Rising obsolescence drags down productivity growth. Even if each dollar of R&D produces more ideas than before, those ideas die faster. Companies have to spend more of their R&D replacing obsolete ideas, so their stock of new and useful knowledge grows more slowly. In practice, the gains from better R&D are cancelled out by the faster rate at which innovations become outdated. Rough calculations suggest that this growing obsolescence has been cutting into productivity growth since the mid-1990s, which explains why we see more innovation but not more rapid productivity growth.

 

Productive firms grow more slowly

But rising obsolescence has a broader significance: it introduces an element of “short termism” in some business decisions. For instance, new technologies often involve sunk adoption costs for training, complementary investments, etc. But if the new technologies are shorter lived, firms will have less time to recoup these investments. Hence, they may forgo more marginal investments. Similarly, firms with productive technologies may be more reluctant to sink investments needed to expand. Our research shows that rising obsolescence accounts for a substantial slowdown in the growth of productive firms. The reallocation of resources to productive firms has been shown to be a major component of aggregate productivity growth – as more productive firms grow larger, the average productivity of the economy rises. Importantly, this reallocation has slowed significantly in the US over the last couple of decades; rising obsolescence accounts for most of this slowdown. Thus, rising obsolescence slows productivity growth both by slowing firm productivity growth and by slowing the expansion of more productive firms.

But we need to be clear: these detrimental effects are an unfortunate byproduct of increased innovation that ultimately increases output.
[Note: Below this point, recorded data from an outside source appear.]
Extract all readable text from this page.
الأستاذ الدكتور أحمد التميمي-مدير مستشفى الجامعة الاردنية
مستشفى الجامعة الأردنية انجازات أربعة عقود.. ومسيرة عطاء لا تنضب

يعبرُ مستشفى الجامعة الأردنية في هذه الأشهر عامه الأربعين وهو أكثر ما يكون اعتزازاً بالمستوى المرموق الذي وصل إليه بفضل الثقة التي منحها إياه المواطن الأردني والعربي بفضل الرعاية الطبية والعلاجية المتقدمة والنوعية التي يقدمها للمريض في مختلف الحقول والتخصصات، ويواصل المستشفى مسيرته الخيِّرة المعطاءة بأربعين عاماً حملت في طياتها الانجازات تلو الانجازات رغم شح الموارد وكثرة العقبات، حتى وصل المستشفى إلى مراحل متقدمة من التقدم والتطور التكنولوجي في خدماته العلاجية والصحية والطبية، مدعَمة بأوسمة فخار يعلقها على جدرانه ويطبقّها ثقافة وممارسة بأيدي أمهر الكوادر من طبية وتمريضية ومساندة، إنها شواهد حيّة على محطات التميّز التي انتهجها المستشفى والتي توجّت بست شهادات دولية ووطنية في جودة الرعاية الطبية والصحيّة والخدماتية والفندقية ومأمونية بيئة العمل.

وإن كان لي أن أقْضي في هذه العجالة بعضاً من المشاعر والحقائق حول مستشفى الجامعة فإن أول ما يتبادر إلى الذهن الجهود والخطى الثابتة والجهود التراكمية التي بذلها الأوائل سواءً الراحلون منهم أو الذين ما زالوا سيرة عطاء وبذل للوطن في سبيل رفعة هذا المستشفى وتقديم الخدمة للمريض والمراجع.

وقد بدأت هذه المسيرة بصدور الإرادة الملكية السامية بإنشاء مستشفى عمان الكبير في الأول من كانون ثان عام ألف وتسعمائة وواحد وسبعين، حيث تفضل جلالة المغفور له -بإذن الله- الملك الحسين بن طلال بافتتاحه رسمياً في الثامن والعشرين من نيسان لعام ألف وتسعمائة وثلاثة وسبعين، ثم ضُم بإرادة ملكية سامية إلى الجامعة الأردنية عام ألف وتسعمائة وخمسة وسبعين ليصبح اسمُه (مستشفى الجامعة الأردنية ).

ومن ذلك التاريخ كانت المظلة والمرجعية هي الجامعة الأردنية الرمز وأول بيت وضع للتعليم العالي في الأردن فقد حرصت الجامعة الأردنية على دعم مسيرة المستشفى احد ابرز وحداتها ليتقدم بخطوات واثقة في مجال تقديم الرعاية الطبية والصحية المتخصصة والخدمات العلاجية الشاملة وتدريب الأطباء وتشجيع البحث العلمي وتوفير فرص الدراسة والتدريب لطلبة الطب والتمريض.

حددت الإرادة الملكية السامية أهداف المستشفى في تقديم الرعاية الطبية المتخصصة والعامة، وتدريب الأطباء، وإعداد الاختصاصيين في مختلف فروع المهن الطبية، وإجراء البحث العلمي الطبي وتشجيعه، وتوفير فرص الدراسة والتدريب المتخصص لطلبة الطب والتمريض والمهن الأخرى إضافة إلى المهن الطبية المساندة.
Policy should not reduce incentives for innovation, but should, instead, encourage long-lived innovations rather than short-term ones. Policy can encourage long-term research relative to short-term product development; it can change patenting rules to discourage the current flood of trivial inventions and provide longer patent terms for some innovations; it can encourage governments and universities to pursue long-term basic research. R&D is not failing us, but the nature of innovation has changed; policy needs to reflect those changes.